= Margaretta Sully West =

American actress

Margaret Sully West or Margaretta Sully West, née Sully, (d. 1810), was an American stage actress and theater director. She was the director of the Virginia Comedians and as such the leader of the theatrical activity within contemporary Virginia.

==Life==
Margaret Sully West was married to Thomas Wade West, mother of Ann West Bignall and mother-in-law of John Bignall.

Her spouse, in companionship with Thomas Bignall, had broken the theater monopoly of the Old American Company in 1790 by establishing the Virginia Comedians. The Virginia Comedians established the so called "Virginia circuit", and regularly performed in Richmond-Fredericksburg-Charleston (1794)-Norfolk (1795)-Petersburg (1796)- Alexandria (1797), cities where they also constructed playhouses.

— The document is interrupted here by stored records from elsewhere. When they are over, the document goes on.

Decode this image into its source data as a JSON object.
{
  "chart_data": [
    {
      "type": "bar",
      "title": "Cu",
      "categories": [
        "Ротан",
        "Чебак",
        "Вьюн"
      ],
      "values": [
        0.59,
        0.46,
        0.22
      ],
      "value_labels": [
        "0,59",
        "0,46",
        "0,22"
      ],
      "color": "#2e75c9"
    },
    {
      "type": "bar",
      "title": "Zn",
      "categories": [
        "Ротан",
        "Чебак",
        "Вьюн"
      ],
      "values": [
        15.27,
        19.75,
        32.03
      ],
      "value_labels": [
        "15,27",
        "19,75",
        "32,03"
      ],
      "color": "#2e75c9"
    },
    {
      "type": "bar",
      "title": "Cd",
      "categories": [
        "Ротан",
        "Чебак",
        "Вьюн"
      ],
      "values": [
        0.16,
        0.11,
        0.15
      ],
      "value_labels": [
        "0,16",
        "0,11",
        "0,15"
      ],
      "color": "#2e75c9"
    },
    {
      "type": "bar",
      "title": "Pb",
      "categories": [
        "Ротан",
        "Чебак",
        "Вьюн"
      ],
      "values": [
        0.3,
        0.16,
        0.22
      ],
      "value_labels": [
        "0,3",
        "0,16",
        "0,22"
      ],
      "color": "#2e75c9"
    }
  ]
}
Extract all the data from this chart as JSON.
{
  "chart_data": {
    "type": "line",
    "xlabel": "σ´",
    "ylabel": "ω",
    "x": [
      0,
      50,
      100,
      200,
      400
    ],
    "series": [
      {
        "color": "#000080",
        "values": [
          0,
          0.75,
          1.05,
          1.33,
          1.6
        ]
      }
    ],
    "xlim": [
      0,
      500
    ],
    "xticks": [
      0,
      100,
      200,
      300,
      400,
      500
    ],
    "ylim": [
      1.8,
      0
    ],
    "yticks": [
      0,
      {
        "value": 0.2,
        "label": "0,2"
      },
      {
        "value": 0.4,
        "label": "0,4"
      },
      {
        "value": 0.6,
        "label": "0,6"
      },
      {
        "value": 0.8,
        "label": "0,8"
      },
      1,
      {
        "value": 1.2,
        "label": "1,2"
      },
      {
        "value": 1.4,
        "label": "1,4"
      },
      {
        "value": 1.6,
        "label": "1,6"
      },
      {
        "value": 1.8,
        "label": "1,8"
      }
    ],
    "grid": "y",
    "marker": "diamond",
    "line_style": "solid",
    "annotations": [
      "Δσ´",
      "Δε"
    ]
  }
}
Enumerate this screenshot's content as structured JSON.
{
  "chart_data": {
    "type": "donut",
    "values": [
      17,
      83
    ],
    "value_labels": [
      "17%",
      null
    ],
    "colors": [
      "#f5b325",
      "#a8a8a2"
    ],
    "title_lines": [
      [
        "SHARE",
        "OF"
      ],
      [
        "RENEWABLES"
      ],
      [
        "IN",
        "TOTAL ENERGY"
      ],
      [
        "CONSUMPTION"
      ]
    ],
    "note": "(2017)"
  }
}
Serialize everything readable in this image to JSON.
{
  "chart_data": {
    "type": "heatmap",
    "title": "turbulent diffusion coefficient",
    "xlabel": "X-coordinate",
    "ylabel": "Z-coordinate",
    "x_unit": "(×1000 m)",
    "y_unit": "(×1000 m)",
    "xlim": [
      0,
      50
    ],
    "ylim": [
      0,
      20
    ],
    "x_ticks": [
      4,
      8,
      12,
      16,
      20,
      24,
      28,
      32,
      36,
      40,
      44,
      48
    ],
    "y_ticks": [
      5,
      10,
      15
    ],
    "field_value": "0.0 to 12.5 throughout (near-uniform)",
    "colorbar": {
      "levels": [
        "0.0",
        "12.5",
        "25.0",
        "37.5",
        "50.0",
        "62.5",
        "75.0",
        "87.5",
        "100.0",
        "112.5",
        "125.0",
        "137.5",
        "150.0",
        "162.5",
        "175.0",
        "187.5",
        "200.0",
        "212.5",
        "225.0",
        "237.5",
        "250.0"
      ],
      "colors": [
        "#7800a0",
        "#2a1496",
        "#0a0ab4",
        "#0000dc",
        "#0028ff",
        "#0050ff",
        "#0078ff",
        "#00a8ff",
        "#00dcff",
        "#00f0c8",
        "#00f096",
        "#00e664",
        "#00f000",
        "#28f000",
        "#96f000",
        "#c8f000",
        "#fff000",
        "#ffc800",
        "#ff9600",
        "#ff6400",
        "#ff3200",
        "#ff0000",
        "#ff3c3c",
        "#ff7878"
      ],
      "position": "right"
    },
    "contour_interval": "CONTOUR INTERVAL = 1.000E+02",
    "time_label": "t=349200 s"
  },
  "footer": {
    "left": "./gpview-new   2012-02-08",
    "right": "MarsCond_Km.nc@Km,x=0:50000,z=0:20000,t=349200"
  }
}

Margaret Sully West took over the management of the Virginia Comedians when she was widowed in 1799, and as such played an important role, being the managing director of one of few theater companies existent in America at the time, as well as one of the larger and more successful. Alongside the company of Thomas Wignell and Owen Morris, who had broken off from the Old American Company to establish their own theater company in 1791, Margaret Sully West played a pioneering role in expanding theatrical activity in the Southeastern Seaboard in the early 19th century.